Highly stretchable and tough thermo-responsive double network (DN) hydrogels: Composed of PVA-borax and poly (AM-co-NIPAM) polymer networks

Abstract

The development of polymeric double network (DN) hydrogels consisting of polyvinyl alcohol-borax (PVA-Borax), poly(N-isopropylacrylamide) and poly(acrylamide) are encouraging to utilize them in many applications like as soft materials for biomedical and other applications due to their unique characteristics such as stretchability, toughness, thermo-responsiveness, resilient and self-healing property. The DN hydrogels are hydrophilic in nature and also soft smart materials that have higher capability to absorb water and also, they respond external stimuli such as temperature, pressure and chemical trigging. Thus, DN hydrogels of PVA-Borax as the first network and poly (NIPAM-co-AM) as the second network are prepared and characterized. Synthesized DN hydrogels are sensitive to temperature by introducing the temperature sensitive polymer, poly (NIPAM) into the network. Poly (AM) is used for high swelling and the stiffness improvement. The degree of swelling increases with the increasing amount of AM in the network.
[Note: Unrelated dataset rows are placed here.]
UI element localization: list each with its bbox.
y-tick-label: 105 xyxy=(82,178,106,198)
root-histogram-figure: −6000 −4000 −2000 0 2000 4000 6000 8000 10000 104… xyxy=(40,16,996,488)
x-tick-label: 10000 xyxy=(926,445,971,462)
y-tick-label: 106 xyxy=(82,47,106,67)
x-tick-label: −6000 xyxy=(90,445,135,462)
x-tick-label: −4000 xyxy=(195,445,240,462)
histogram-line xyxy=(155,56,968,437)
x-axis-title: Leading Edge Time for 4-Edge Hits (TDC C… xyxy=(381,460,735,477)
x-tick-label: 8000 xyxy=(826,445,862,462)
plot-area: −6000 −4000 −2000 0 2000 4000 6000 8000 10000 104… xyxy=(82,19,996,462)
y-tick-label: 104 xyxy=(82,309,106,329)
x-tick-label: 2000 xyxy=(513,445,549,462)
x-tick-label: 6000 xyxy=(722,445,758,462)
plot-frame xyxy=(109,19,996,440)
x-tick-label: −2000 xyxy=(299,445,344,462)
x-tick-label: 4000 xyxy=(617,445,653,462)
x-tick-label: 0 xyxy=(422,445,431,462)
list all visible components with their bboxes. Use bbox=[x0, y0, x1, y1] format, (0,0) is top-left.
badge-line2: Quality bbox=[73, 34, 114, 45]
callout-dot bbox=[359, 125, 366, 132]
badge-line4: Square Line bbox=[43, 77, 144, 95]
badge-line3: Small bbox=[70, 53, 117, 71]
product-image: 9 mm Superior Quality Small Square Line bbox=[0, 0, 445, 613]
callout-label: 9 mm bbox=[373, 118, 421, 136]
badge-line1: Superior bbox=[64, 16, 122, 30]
The highest degree of swelling is achieved as high as 1272% in GNAM-1 which contains 100% AM in second network (No NIPAM). The lower critical solution temperature (LCST) was observed to be 31.5 °C for GNAM-5 (100 wt% NIPAM and no AM) DN hydrogel by swelling study. In DSC analysis volume phase transition has been observed to be 33.72 °C for this hydrogel. However, marginal increment of phase transition is observed due to incorporation of more hydrophilic AM monomer in the second network. The synthesized DN hydrogels exhibit excellent mechanical properties. We tested all the samples with different water content (WC). Such a DN hydrogel (GNAM-3) sustains high compressive stress 5.75 MPa at 87.71 % strain with 30% WC, whereas it was decreased to 1.33 MPa at 75.02% strain with 60% WC and to 0.0.86 MPa at 75.86% with 90% WC. The maximum compressive fracture energy is observed for this sample with 30% WC which is 36.72 MJ/m3. This DN hydrogel also maintained its shape after many mechanical cycles, indicating the achievement of desirable resilience properties. Furthermore, it could be stretched up to 944 % strain with the tensile strength of 0.473 MPa with 60% WC. Fracture strain of the hydrogels was increased with poly(NIPAM) amount in the DN hydrogels till the 1:1 of Poly(NIPAM): poly(AM) after that it was started to decrease. The highest fracture strength of 1.36 MPa is observed for GNAM-5 hydrogels with 30% WC.